Po koncercie do Helenki – sopranki podeszła wzruszona, elegancka pani, powiedziała jej, że będąc na cmentarzyku przykościelnym usłyszała „Polskie kwiaty”. Spytała, czy jej ojciec Wołyniak – wielki patriota spoczywający z dala od swych rodzinnych stron– też usłyszał tę pieśń? Helenka odpowiedziała z całą mocą: „Na pewno!”
Kolejny wieczór w hotelu był śpiewająco – tańczący, pracował pan Jan przygrywając na akordeonie. Po pewnym czasie dołączył się do nas utalentowany muzycznie mieszkaniec hotelu, najpierw napędzając nam stracha. Była 22:30 a on z uchylonych drzwi filmował rozśpiewane towarzystwo.
Zdębieliśmy, gdy ujrzeliśmy później recepcjonistkę, ale ona przyszła tylko powiedzieć, że tak fajnej grupy w tym hotelu jeszcze nie było.
Na długo zapamiętamy tę zabawę i człowieka, który gwiżdżąc pięknie naśladował głosy różnych ptaków.
CUDZE CHWALICIE
Dolny Śląsk słynie z zabytków, podobno zagęszczenie zamków i pałaców jest tu największe w Europie. Elżbieta Dzikowska twierdzi, że Polacy powinni najpierw tu przyjeżdżać, zanim wybiorą się nad Loarę.
W drodze powrotnej zatrzymaliśmy się w Oleśnicy, w której mieszkałam trzy lata, z radością pokazałam zabytki miasta położonego zaledwie 30 km za Wrocławiem. Już w XII w. mieścił się tu dwór książęcy Piastów wrocławskich. W XIV Konrad Oleśnicki zbudował zamek i otoczył gród murami, których część stanowi dziś ozdobę starej części miasta. Duże wrażenie robi odrestaurowana średniowieczna Brama Wrocławska, skąd jest już blisko do zamku, który mógłby być największym magnesem turystycznym Oleśnicy. Niestety obecny gospodarz –CENTRUM KSZTAŁCENIA I WYCHOWANIA (OHP) nie pozwala wejść chętnym nawet na dziedziniec!

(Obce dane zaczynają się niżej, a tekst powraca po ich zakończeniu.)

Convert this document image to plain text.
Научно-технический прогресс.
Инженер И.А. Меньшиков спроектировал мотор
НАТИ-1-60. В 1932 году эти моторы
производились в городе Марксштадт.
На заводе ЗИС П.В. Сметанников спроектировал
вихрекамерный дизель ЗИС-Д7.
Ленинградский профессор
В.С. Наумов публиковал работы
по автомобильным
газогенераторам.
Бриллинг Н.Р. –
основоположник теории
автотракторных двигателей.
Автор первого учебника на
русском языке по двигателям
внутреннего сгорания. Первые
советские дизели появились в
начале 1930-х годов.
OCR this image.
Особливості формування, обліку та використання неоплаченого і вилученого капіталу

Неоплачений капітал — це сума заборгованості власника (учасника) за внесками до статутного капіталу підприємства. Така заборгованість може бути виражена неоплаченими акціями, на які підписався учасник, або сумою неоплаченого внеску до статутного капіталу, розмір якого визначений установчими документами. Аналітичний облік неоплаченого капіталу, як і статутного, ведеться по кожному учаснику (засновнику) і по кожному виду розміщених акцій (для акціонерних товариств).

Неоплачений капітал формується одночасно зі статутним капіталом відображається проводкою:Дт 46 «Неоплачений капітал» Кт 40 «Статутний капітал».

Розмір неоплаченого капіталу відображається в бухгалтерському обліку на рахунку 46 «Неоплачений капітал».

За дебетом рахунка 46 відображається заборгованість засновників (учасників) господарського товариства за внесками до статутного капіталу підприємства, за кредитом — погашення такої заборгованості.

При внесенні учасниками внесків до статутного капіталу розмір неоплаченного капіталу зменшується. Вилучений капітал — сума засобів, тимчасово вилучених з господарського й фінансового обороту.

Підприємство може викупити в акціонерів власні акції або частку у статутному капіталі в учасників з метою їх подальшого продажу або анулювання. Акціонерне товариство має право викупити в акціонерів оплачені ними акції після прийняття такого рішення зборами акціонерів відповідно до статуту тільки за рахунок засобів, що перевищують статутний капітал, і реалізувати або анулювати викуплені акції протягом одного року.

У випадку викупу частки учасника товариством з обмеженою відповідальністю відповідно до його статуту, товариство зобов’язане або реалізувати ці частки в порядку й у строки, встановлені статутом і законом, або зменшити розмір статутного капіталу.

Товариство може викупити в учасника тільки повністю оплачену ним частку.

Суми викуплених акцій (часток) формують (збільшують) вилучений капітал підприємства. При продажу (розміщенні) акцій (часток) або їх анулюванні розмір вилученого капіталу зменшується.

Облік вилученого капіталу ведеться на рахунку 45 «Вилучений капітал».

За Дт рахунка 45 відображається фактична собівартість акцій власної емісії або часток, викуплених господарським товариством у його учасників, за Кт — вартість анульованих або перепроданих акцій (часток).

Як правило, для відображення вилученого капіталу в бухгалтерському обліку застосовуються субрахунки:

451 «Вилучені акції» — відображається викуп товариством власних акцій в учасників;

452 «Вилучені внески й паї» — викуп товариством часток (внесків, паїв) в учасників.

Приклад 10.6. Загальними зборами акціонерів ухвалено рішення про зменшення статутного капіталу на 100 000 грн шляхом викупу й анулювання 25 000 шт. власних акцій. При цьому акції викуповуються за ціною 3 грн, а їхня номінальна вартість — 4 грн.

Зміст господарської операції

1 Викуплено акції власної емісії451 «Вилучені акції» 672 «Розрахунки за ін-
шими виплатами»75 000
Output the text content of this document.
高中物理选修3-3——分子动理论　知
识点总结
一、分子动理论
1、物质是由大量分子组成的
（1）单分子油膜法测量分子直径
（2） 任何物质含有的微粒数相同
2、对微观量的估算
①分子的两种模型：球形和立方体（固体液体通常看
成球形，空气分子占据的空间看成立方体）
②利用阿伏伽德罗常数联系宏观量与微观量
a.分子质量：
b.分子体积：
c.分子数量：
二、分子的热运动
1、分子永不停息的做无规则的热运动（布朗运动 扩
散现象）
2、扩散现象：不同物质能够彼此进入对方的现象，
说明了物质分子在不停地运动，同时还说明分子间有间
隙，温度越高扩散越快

A jest co podziwiać. W XVI w. Jan z Podiebradu, ożeniony z Krystyną Szydłowiecką, przebudował siedzibę w stylu renesansowym. Zachowały się piękne krużganki, które mogłyby konkurować z wawelskimi, piastowska wieża z herbami, kamienne lwy na galerii, kominki ozdobione rzeźbami, ciekawe plafony, freski itd.
Dla ostatnich właścicieli – Hohenzollernów, którą musieli opuścić w 1945 r., zamek był siedzibą letnią. Warto nadmienić, że w okresie 1975 – 1991 w zamku kształciły się kadry harcerskie, przyszli drużynowi rozsławiali imię miasta w całej Polsce, a pracownicy musieli znać jego historię, by móc zaprezentować ją podczas oprowadzania po obiekcie każdego, kto się zgłosił. Kto w kraju wie, że w reprezentacyjnym holu prowadzącym do Sali Rycerskiej, jest zamocowana głowa słonia, który zakończył żywot we wrocławskim Zoo w latach 30. ubiegłego wieku?
W drodze powrotnej zaczęliśmy wspólnie z panią dyrektor Bożenną Dydek planować kolejne muzyczno – integracyjne wyprawy po kraju i świecie. Oby były tak udane, jak ta na Dolny Śląsk, z której wracaliśmy pełni wrażeń.